To investigate the mechanisms underlying the production and regulation of chimeric RNAs, we analysed the location and base preferences of fusion breakpoints. In all four species examined, both 5′ and 3′ breakpoint sites were mostly located in coding sequence (CDS), followed by untranslated region (UTR) and intron (Figure 2a). We used ‘S’ (Splicing site) and ‘N’ (Not splicing site) to indicate whether the breakpoints occur at original splicing sites of parental genes. Therefore, ‘S/S’ denotes that both the 3′ and 5′ fragments of chimeric RNA utilize the parental gene's splicing sites. This type of fusion accounts for only 5.5% to 9.5% in rice, maize, and soybean, while in Arabidopsis, it constitutes 29.3% (Figure 1e). More than half (52%~83%) of the fusions in the four species belong to the N/N type.

Figure 2.

Figure 2

The conserved features of the location and base preference of the breakpoints in parental genes. (a) The location of breakpoints in parental genes. The width of the stream indicated the proportion of chimeric RNAs (adjusted by the length proportion of CDS/UTR/intron in genome). (b) The proportion of base composition types of breakpoints for N/N fusions. _ _GU‐AG_ _: breakpoints that comply with the GU‐AG rule; _ _GU or AG_ _: breakpoints with only one end, either 5′ or 3′, complied with the rule; others: both the 5′ and 3′ breakpoints deviated from the rule. The frequency of 256 combinations of the four bases at the breakpoint in 5′ (c) or 3′ (d) parental genes. 256 combinations were further divided into 16 categories according to the two intron nucleotides. The pattern of NNCU is enriched in 5′ breakpoints, while ACNN is enriched in 3′ breakpoints. The red arrows indicate the conserved breakpoint signatures which exhibited in at least two species.

Furthermore, we analysed base preference at the breakpoints of N/N type fusions. Averagely, 12.7% of them still adhered to the GU‐AG rule (Figure 2b), suggesting that these chimeric RNAs are still produced by the splicing machinery. To investigate whether there are breakpoint sequence patterns other than GU‐AG, we delved deeper into the four‐nucleotide patterns at breakpoints (2 bp upstream and 2 bp downstream, depicted as 5′‐N2N1n1n2 and 3′‐n2n1N1N2, where uppercase and lowercase letters indicate exonic and intronic bases in fusion transcripts, respectively). We found that in all four plants, 5′‐n1n2 was enriched in CU, whereas 3′‐n2n1 was enriched in AC (Figure 2c). We further identified breakpoint signatures, which are defined as four‐nucleotide combinations whose occurrence probability was greater than 0.01 and at least two times more frequent than those in the corresponding gene regions of each species. Nine to 14 signatures were identified in each species, including 5′‐ACcu, 5′‐GCcu, 5′‐UAcu, 5′‐GGcg, and 3′‐acCA, 3′‐acCU and 3′‐cgUC, which were present in at least two species (Figure 2c). These conserved breakpoint signatures might be related to the mechanisms of chimeric RNA production.

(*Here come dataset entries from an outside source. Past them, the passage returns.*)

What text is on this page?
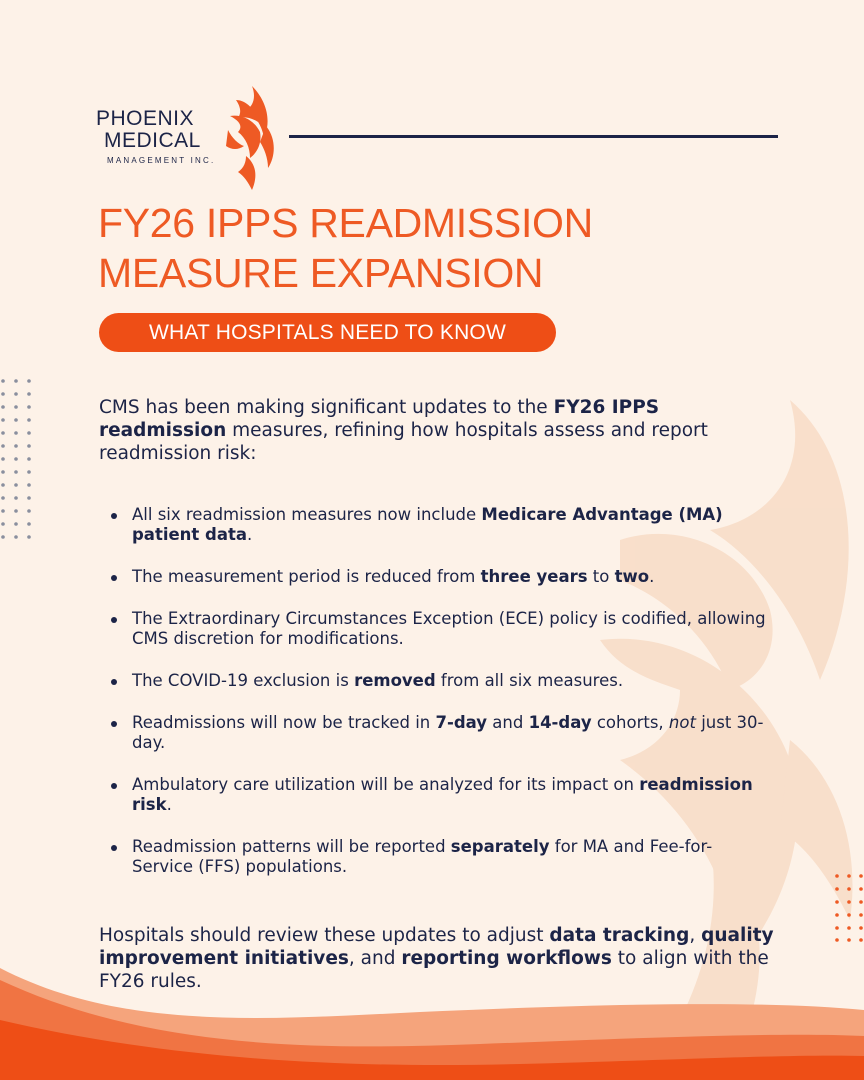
PHOENIX
MEDICAL
MANAGEMENT INC.
FY26 IPPS READMISSION
MEASURE EXPANSION
WHAT HOSPITALS NEED TO KNOW

CMS has been making significant updates to the FY26 IPPS readmission measures, refining how hospitals assess and report readmission risk:

All six readmission measures now include Medicare Advantage (MA) patient data.
The measurement period is reduced from three years to two.
The Extraordinary Circumstances Exception (ECE) policy is codified, allowing CMS discretion for modifications.
The COVID-19 exclusion is removed from all six measures.
Readmissions will now be tracked in 7-day and 14-day cohorts, not just 30-day.
Ambulatory care utilization will be analyzed for its impact on readmission risk.
Readmission patterns will be reported separately for MA and Fee-for-Service (FFS) populations.

Hospitals should review these updates to adjust data tracking, quality improvement initiatives, and reporting workflows to align with the FY26 rules.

Conserved patterns of parental genes

We analysed the characteristics of chimeric RNA parental genes, aiming to explore what kind of genes chimeric RNAs tend to arise from. Examination of the transcriptome data showed that both the 5′ and 3′ parental genes were highly expressed. Specifically, the percentage of 5′ parental genes surpassing the median expression value (P50) ranges from 59.9% to 90.6% across the four species, while that for 3′ parental genes ranges from 60.3% to 92.5%. Among them, maize parental genes exhibited the highest expression levels (Figure 3a). This indicates that chimeric RNAs tend to arise between actively transcribed genes. The correlation r between 5′ and 3′ parental gene expression levels ranges from 0.25 to 0.72 (Figure S4). By categorizing fusions based on parental gene expression level, we observed a consistent trend: higher expression of one parental gene corresponds to higher expression of the other gene, while lowly expressed genes tend to form chimeras with other lowly expressed genes. This suggests that chimeric events tend to occur between genes with comparable transcriptional activity (Figure S5).

Figure 3.

Figure 3

Comparative analysis of parental genes across four plants. (a) The ranking of 5′ or 3′ parental gene expression levels within the transcriptome of four plants. The average TPM values of each gene in samples within the same species were calculated. The dashed line represents the P50 threshold. (b) Overlaps of parental genes among the four species. ‘Overlap’ refers to the orthologous genes. The different coloured numbers represent the orthologous gene counts in each of the four species. (c) Major gene ontology terms of the overlapped genes. (d) One representative chimeric RNA where both the 5′ and 3′ parental genes are homologous in rice and maize. The 5′ gene is coloured in blue, while the 3′ gene is purple; the darkened region represents the sequence corresponding to the chimeric transcript; the red lines correspond to the PCR bands on the right panel, which have been confirmed by sanger‐sequencing.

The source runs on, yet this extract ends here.